Coding agents are running wild in production environments, and most organizations have zero visibility into what they're actually doing. That's the core problem Stord aims to solve with its open-source flight recorder for AI agents, now available as a free MIT-licensed CLI tool.

The Problem With Agent Permissions The reality is grim: modern AI coding assistants like Claude Code and OpenAI's Codex run with skip-permission flags enabled — meaning they can read, write, and delete files without the normal guardrails. Ops agents often hold credentials broader than any human employee would get. When these systems overwrite configs, wipe directories, or accidentally expose sensitive data, there's no audit trail and no way to reverse the damage.

Stord cites some alarming statistics that underscore this risk: 63% of organizations can't stop their AI agents when something goes wrong, 33% have zero audit trail of agent activity, and machine identities now outnumber human ones at a ratio of 45-to-1. These aren't edge cases — they're the default state for most shops deploying autonomous coding assistants.

How Stord Works The CLI works as a governance layer between agents and your filesystem. Once enabled with `stord enable`, it creates an append-only journal logging every read, write, and delete operation — attributing each action to the exact agent, session, and user responsible. The `stord log` command shows you the full timeline; `stord agents` breaks down who touched what files.

The undo functionality is where this gets interesting. Every write operation is snapshotted before it executes, so you can reverse a single bad change with stord undo last or roll an entire directory tree back with stord restore.
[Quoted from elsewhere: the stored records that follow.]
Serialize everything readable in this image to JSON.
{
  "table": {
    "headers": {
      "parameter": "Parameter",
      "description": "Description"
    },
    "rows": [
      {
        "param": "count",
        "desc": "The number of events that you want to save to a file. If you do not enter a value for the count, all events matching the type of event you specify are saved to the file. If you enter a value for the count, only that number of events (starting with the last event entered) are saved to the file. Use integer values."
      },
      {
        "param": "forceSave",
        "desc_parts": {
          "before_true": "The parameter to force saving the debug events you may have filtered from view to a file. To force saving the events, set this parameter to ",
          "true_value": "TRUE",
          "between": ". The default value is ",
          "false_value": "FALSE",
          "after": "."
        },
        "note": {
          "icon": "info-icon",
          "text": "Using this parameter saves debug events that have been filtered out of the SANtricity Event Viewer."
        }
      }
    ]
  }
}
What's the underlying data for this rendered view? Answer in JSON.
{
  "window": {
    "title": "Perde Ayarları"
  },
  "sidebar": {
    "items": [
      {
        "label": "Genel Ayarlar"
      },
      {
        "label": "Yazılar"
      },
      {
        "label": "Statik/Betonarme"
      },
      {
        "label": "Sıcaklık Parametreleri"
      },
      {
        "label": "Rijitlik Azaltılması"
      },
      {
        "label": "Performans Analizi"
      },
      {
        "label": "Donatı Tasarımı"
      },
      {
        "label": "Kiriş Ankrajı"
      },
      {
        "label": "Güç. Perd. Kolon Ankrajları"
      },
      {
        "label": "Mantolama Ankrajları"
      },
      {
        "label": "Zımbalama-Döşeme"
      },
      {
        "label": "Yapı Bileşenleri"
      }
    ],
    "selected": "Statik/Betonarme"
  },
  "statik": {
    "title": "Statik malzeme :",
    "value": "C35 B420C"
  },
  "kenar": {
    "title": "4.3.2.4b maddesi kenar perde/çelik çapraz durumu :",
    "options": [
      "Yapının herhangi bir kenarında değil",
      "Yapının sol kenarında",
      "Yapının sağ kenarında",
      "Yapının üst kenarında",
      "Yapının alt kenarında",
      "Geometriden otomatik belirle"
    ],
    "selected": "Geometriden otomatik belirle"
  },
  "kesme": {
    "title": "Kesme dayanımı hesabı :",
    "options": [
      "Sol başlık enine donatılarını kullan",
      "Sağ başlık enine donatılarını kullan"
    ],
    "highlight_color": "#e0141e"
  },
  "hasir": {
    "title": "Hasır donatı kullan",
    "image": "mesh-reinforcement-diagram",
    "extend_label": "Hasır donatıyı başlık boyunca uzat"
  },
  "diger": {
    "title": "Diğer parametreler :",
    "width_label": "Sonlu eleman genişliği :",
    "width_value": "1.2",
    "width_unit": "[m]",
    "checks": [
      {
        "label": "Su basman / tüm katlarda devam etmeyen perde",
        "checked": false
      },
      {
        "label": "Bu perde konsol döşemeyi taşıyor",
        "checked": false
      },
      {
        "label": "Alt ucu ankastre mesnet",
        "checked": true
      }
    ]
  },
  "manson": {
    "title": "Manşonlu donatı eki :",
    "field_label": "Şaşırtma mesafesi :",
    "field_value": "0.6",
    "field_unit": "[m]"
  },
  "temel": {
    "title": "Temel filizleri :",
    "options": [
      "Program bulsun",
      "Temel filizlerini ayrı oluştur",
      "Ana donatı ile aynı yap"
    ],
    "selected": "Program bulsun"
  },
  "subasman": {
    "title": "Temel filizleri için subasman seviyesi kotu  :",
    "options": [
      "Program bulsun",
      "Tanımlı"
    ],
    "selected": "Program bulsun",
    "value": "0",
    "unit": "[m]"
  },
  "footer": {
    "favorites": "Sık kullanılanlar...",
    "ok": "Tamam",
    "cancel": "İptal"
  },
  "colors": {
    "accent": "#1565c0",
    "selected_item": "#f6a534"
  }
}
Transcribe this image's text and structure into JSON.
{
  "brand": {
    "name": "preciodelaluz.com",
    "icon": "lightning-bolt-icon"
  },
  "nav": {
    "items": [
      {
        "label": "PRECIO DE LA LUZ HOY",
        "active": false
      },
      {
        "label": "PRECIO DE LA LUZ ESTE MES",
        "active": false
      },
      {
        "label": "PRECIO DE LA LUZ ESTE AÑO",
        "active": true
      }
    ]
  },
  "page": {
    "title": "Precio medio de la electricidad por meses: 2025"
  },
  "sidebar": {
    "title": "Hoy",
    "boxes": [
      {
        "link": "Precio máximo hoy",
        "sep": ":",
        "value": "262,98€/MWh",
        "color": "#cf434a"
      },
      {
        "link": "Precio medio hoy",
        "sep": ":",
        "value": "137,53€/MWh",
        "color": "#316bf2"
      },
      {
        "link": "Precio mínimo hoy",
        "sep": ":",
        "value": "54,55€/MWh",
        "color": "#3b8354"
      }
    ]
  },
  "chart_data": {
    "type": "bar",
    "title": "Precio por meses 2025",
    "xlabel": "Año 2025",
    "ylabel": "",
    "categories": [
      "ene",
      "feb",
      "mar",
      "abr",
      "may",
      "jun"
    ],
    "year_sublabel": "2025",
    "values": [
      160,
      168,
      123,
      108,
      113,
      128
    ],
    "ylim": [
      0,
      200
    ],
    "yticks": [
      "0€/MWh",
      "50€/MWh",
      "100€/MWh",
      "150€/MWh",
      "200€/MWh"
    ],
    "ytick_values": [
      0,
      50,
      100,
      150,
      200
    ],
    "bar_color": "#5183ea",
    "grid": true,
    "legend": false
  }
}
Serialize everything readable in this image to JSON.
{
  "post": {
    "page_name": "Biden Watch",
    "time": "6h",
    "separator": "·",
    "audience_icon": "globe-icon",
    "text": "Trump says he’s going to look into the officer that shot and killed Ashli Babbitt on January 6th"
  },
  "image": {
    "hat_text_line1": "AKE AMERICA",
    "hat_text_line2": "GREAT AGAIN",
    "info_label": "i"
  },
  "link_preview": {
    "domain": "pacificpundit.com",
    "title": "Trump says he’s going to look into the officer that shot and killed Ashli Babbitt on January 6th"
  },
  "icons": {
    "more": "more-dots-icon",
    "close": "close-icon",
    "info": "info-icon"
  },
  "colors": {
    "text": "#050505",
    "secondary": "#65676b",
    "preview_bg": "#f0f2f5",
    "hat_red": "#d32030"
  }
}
Yes, even after rm -rf. Crucially, Stord never touches your actual git history — it's a separate layer entirely.

Current Features and Roadmap The CLI is available today with core audit and reverse capabilities. It works out of the box with Claude Code and Codex, plus Hermes, OpenClaw, or any custom agent via hooks. Installation takes one line: `npm install -g stord` (or equivalent), with zero dependencies required.

On the roadmap: enforced scoped credentials per-agent rather than per-team, path-based permission rules like write: /build/**, and a cloud dashboard for fleet-wide tamper-evident audit logs across every machine in your organization. Early access is open now for teams wanting founding-user pricing on the cloud tier.

Key Takeaways

  • AI coding agents operate with production-level permissions but minimal oversight by default
  • Stord's free CLI provides immediate audit logging and undo capabilities without vendor lock-in
  • The 45:1 machine-to-human identity ratio means this problem only gets worse over time
  • Git history stays intact — Stord maintains its own reversible operation log separately

The Bottom Line

This is the security layer that should have shipped with every AI coding assistant from day one. Until vendors bake proper governance into their agents, tools like Stord aren't optional — they're essential. If your team is running Claude Code or Codex in anything beyond toy projects without something like this in place, you're flying blind.